19 :: Explain what is Revenue Expenditure?

Revenue Expenditure is the expenditure incurred in one accounting year and the benefits from which is also enjoyed in the same period only. This expenditure does not increase the earning capacity of the business but maintains the existing earning capacity of the business. It included all the expenses which are incurred during day to day running of business. The benefits of this expenditure are for short period and are not forwarded to the next year. This expenditure is on recurring nature.

20 :: Explain what is Deferred Revenue Expenditure?

Deferred Revenue Expenditure is a revenue expenditure which has been incurred during an accounting year but the benefit of which may be extended to a number of years. And these are charged to profit and loss account. E.g. Development expenditure, Advertisement etc.

21 :: Explain about Share Capital?

Share Capital is that portion of a company's equity that has been obtained by issuing share to a shareholder. The amount of share capital increases as new shares are sold to public in exchange for cash.

22 :: What are two most basics financial statements prepared by the companies?

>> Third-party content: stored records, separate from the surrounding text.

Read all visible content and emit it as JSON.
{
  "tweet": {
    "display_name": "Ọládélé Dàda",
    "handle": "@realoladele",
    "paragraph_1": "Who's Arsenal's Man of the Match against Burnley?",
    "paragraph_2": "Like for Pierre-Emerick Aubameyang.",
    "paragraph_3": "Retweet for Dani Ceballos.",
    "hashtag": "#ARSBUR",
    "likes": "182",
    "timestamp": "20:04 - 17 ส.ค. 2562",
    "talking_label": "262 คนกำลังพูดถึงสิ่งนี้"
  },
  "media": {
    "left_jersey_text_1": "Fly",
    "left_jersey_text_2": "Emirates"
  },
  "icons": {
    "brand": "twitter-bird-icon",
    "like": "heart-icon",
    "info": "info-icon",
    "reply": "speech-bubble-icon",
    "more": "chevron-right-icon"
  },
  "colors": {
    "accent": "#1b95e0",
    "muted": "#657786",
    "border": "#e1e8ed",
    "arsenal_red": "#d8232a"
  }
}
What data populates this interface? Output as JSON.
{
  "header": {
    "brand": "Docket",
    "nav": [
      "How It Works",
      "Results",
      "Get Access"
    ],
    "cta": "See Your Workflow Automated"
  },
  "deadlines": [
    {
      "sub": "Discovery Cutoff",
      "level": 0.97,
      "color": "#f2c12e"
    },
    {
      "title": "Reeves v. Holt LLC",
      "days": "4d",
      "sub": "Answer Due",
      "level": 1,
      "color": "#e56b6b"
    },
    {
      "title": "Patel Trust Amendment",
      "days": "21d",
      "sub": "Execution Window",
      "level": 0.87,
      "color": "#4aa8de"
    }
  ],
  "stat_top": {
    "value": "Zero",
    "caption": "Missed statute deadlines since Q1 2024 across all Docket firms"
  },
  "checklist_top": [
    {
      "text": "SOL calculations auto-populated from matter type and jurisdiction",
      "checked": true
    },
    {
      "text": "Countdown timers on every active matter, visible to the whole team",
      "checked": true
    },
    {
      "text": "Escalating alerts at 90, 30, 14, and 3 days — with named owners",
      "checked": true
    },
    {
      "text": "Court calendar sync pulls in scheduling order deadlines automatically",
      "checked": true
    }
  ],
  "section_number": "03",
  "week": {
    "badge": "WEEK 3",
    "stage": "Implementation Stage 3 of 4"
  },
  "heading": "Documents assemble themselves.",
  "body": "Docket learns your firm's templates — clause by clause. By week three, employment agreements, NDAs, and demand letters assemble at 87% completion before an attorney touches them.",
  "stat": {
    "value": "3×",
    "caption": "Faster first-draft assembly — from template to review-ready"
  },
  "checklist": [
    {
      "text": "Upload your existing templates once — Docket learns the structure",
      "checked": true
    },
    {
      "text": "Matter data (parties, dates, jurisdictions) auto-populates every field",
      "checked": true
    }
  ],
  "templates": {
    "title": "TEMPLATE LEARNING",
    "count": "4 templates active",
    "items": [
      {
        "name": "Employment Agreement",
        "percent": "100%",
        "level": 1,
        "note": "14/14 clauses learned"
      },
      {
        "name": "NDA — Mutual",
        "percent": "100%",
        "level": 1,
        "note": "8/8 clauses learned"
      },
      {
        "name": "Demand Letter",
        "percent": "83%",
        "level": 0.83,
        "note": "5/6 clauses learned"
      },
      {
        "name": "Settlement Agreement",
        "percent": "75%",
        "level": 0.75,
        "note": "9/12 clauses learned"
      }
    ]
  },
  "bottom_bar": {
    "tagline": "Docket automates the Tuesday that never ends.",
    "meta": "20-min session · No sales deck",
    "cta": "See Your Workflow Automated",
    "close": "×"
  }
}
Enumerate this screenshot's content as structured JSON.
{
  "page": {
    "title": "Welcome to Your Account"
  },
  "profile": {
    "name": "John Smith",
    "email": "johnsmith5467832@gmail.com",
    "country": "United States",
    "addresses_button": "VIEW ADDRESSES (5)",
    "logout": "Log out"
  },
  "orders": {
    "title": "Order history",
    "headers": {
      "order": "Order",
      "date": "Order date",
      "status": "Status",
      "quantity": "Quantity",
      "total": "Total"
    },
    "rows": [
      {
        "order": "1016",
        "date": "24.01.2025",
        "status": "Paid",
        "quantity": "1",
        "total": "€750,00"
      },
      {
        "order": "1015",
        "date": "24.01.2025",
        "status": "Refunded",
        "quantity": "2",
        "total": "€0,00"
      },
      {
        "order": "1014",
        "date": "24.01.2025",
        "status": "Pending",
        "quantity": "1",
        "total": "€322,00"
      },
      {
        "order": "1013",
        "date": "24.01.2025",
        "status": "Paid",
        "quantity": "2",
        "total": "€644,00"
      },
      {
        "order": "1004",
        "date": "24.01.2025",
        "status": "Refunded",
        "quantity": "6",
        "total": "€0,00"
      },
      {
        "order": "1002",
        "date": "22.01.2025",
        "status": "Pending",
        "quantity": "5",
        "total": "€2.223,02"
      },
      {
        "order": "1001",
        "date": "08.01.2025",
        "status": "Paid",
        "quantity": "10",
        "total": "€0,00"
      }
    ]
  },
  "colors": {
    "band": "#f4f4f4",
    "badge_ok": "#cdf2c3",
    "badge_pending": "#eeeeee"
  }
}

Financial statements are prepared in two forms:

•Balance Sheet : is a position statement as it refers to a particular date. It is also referred to as Statement of Sources and Application of Funds. It informs about the various sources used by the organization which are technically known as liabilities to raise the funds which are referred as assets.

•Profitability Statement also known as Profit and Loss Account. It is a period statement as it refers to a particular period.

23 :: Explain what is Mercantile or Accrual System of Accounting?

In this system, expenses and incomes are considered during that period to which they pertain. This system of accounting is considered to be ideal but it may result into unrealized profits which might reflect in the books of the accounts on which the organization have to pay taxes too. All the company forms of organization are legally required to follow Mercantile or Accrual System of Accounting.

24 :: List disadvantages of proprietary firms?

Disadvantages of Proprietary Firms:

1. Unlimited Liability : In such firms the liability of the owner is unlimited as the owner takes more risk to earn more profits and increase the volume of his business by supplying his personal assets to the business.

2. Limited Financial Resources : Being the single owner of the business, the availability of funds from various sources is limited.

3. No Legal Status : The existence of business is due to the existence of sole proprietor. Death or insolvency of the sole proprietor brings an end to the business.

4. Limited Capacity of Individual : An individual has limited knowledge, set of skills due to which his capacity to undertake responsibilities, his capacity to take quick decisions and bear risks are also limited.

5.Transferring of business is not easy in the case of Proprietary Firm.

6. Higher Taxes: As the sole proprietor is the direct person enjoying the profits thus he needs to pay higher taxes.

25 :: Explain what is Creation of Employment?

Proprietor firm facilitates self employment and also employment for many others. It promotes entrepreneurial skill among the individuals.